The most common self-reported symptom among all subtypes was abdominal pain, followed by bloating and diarrhea. The majority of all three IBS subtypes reported experiencing moderate to severe abdominal pain and bloating over the previous 3 months (fig. 1). Individuals with IBS-D experienced significantly less severe bloating (16 percent) than those with IBS-C (32 percent) or IBS-M (25 percent) (P < 0.0001) (fig. 1b). As expected, those with IBS-M and IBS-C experienced significantly greater moderate to severe constipation (moderate: IBS-M [44 percent], IBS-C [43 percent] vs. IBS-D [9 percent]; P < 0.0001, severe: IBS-M [22 percent] vs. IBS-C [42 percent] vs. IBS-D [2 percent]; P < 0.0001) (fig. 1c). Again, as expected, a significant proportion of those living with IBS-M and IBS-D reported moderate to severe diarrhea (moderate: IBS-M [44 percent], IBS-D [40 percent] vs. IBS-C [8 percent]; P < 0.0001, severe: IBS-M [26 percent] vs. IBS-D [41 percent] vs. IBS-C [2 percent]; P < 0.0001) (fig. 1d).
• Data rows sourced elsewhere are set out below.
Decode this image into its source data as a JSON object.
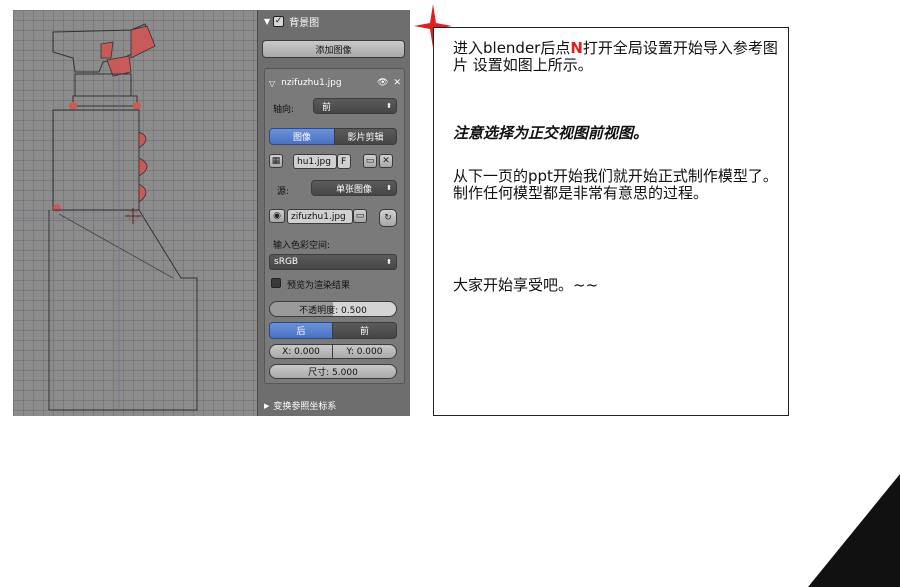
{
  "panel": {
    "header_title": "背景图",
    "add_image_button": "添加图像",
    "image_item_name": "nzifuzhu1.jpg",
    "axis_label": "轴向:",
    "axis_value": "前",
    "tab_image": "图像",
    "tab_movie": "影片剪辑",
    "file_name": "hu1.jpg",
    "file_flag": "F",
    "source_label": "源:",
    "source_value": "单张图像",
    "image_file": "zifuzhu1.jpg",
    "colorspace_label": "输入色彩空间:",
    "colorspace_value": "sRGB",
    "preview_label": "预览为渲染结果",
    "opacity_label": "不透明度: 0.500",
    "back_button": "后",
    "front_button": "前",
    "x_field": "X: 0.000",
    "y_field": "Y: 0.000",
    "size_field": "尺寸: 5.000",
    "transform_header": "变换参照坐标系"
  },
  "textbox": {
    "line1_prefix": "进入blender后点",
    "line1_key": "N",
    "line1_suffix": "打开全局设置开始导入参考图片 设置如图上所示。",
    "note": "注意选择为正交视图前视图。",
    "para2": "从下一页的ppt开始我们就开始正式制作模型了。 制作任何模型都是非常有意思的过程。",
    "para3": "大家开始享受吧。~~"
  },
  "colors": {
    "accent_red": "#e02020",
    "blender_blue": "#4a72c4"
  },
  "icons": {
    "star": "four-point-star-icon",
    "corner": "black-triangle-corner"
  }
}
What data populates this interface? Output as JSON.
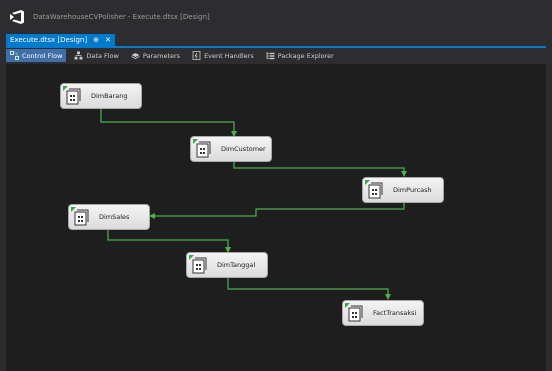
{
  "window": {
    "title": "DataWarehouseCVPolisher - Execute.dtsx [Design]"
  },
  "document_tab": {
    "label": "Execute.dtsx [Design]",
    "pin_glyph": "⊕",
    "close_glyph": "✕"
  },
  "designer_tabs": [
    {
      "label": "Control Flow",
      "active": true,
      "icon": "control-flow-icon"
    },
    {
      "label": "Data Flow",
      "active": false,
      "icon": "data-flow-icon"
    },
    {
      "label": "Parameters",
      "active": false,
      "icon": "parameters-icon"
    },
    {
      "label": "Event Handlers",
      "active": false,
      "icon": "event-handlers-icon"
    },
    {
      "label": "Package Explorer",
      "active": false,
      "icon": "package-explorer-icon"
    }
  ],
  "tasks": [
    {
      "id": "dim-barang",
      "label": "DimBarang"
    },
    {
      "id": "dim-customer",
      "label": "DimCustomer"
    },
    {
      "id": "dim-purcash",
      "label": "DimPurcash"
    },
    {
      "id": "dim-sales",
      "label": "DimSales"
    },
    {
      "id": "dim-tanggal",
      "label": "DimTanggal"
    },
    {
      "id": "fact-transaksi",
      "label": "FactTransaksi"
    }
  ],
  "colors": {
    "accent": "#007acc",
    "connector": "#4caf50",
    "canvas": "#1e1e1e",
    "chrome": "#2d2d30"
  }
}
Additional symptoms, including severe urgency and incontinence were most frequently reported by individuals with IBS-D (27 percent and 12 percent, respectively), compared to those with IBS-M (16 percent and 7 percent) or IBS-C (4 percent and 3 percent) (fig. 1e, f). Straining and tenesmus were greatest in those with IBS-C with 39 percent and 31 percent reporting severe respectively, compared to those with IBS-M (24 percent and 21 percent), or IBS-D (6 percent and 11 percent) (P > 0.0001) (fig. 1g, h).

Figure 1.

Figure 1.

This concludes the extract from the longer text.